By TRILBY BERESFORD | Reporter
There are some films that transport us back to our adventure-filled childhood so vividly that they warrant repeated viewings.
Such is true with “E.T. The Extra-Terrestrial,” which is being screened, in its original 1982 form, at Will Rogers State Historic Park at 8:30 p.m. on Saturday, July 7.
Director (and Palisadian) Steven Spielberg is responsible for jump-starting the career of Texas-born Henry Thomas, who was 9 years old when he auditioned for the project. As the story goes, he saw a PBS special on acting and decided to give it a go.

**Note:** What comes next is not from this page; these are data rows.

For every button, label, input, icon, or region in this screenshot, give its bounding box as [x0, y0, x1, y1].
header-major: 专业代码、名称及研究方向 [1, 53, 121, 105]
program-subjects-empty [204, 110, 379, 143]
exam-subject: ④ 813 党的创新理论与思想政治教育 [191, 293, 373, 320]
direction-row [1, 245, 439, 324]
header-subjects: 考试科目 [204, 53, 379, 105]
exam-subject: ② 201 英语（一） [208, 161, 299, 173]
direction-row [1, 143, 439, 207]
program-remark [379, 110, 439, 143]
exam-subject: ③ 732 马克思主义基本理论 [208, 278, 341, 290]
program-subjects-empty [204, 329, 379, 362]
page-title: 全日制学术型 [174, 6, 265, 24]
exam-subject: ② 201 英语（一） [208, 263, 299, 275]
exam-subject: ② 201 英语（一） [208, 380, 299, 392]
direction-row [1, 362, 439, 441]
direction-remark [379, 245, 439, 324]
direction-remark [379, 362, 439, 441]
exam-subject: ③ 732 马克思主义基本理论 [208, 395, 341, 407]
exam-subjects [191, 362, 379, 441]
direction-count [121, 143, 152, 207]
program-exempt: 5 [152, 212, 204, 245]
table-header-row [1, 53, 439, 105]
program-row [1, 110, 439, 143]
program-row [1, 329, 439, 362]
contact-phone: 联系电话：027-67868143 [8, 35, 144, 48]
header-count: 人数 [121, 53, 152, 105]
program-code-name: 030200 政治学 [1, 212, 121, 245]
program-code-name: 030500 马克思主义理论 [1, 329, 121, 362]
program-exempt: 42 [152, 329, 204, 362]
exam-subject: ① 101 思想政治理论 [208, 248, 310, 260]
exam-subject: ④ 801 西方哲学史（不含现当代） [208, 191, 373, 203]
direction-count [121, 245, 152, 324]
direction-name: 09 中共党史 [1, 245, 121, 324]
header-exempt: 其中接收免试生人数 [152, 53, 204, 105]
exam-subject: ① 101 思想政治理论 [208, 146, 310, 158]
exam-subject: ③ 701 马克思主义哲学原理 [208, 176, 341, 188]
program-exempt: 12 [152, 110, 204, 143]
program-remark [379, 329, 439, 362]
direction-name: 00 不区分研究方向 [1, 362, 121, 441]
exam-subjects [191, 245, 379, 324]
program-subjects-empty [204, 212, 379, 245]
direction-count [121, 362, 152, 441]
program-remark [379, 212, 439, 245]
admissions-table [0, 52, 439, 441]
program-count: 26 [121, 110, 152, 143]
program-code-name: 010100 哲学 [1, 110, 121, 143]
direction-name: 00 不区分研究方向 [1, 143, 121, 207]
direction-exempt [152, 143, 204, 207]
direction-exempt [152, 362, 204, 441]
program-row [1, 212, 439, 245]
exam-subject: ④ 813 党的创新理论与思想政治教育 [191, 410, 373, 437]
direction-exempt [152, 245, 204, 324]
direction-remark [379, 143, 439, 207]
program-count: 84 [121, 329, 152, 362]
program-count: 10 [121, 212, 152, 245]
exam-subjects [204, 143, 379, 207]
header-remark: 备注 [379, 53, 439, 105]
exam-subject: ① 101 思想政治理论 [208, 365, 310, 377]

His interpretation of Elliot remains one of the best performances by a child actor in American cinema, up there with Haley Joel Osment in “The Sixth Sense” and Macaulay Culkin in “The Good Son.” (And most recently, Brooklynn Prince in “The Florida Project”—an absolute must-see if you haven’t already.)
Thomas has endured a difficult relationship with “E.T.” After its phenomenal success, he struggled with sudden fame and being typecast at such a young age.
It’s worth noting that screenwriter Melissa Mathison was also typecast, as she was associated with the Atari “E.T.” video games that followed the film’s mass hysteria.
However, she did pen another big hit in 1995, “Indian in the Cupboard” directed by Frank Oz. Most recently, she reunited with Spielberg on “The BFG.”
But back to Thomas. In recent years he has spoken more positively about his role in “E.T.,” acknowledging how meaningful it continues to be for so many viewers. Though Thomas’ success since then has fluctuated, he’s a remarkable actor who moves between television and feature films at a steady pace.
And who could forget teeny-tiny, 7-year-old Drew Barrymore? “E.T.” put her on the map, and she’s been running full-speed ahead for decades.
The character of E.T. was voiced by Pat Welsh, whose raspy speech was attributed to her enjoyment of chain smoking. She also voiced Boushh in “Star Wars: Episode VI – Return of the Jedi.” Welsh died of pneumonia in 1995.
Spielberg has made numerous great films in his filmmaking tenure. “E.T.” came during his string of ’70s and ’80s hits: “Jaws,” “Close Encounters of the Third Kind” and “Raiders of the Lost Ark.”
It won four statues at the 1983 Academy Awards, including the coveted Best Picture and Best Director. For many fans, Spielberg really is the “Best.”
This special evening will include tunes from DJ Splyce and plenty of gourmet food trucks. Doors open at 6 p.m., live music at 6:30.
Tickets can be purchased at streetfoodcinema.com. Nostalgia, ultra, here we come.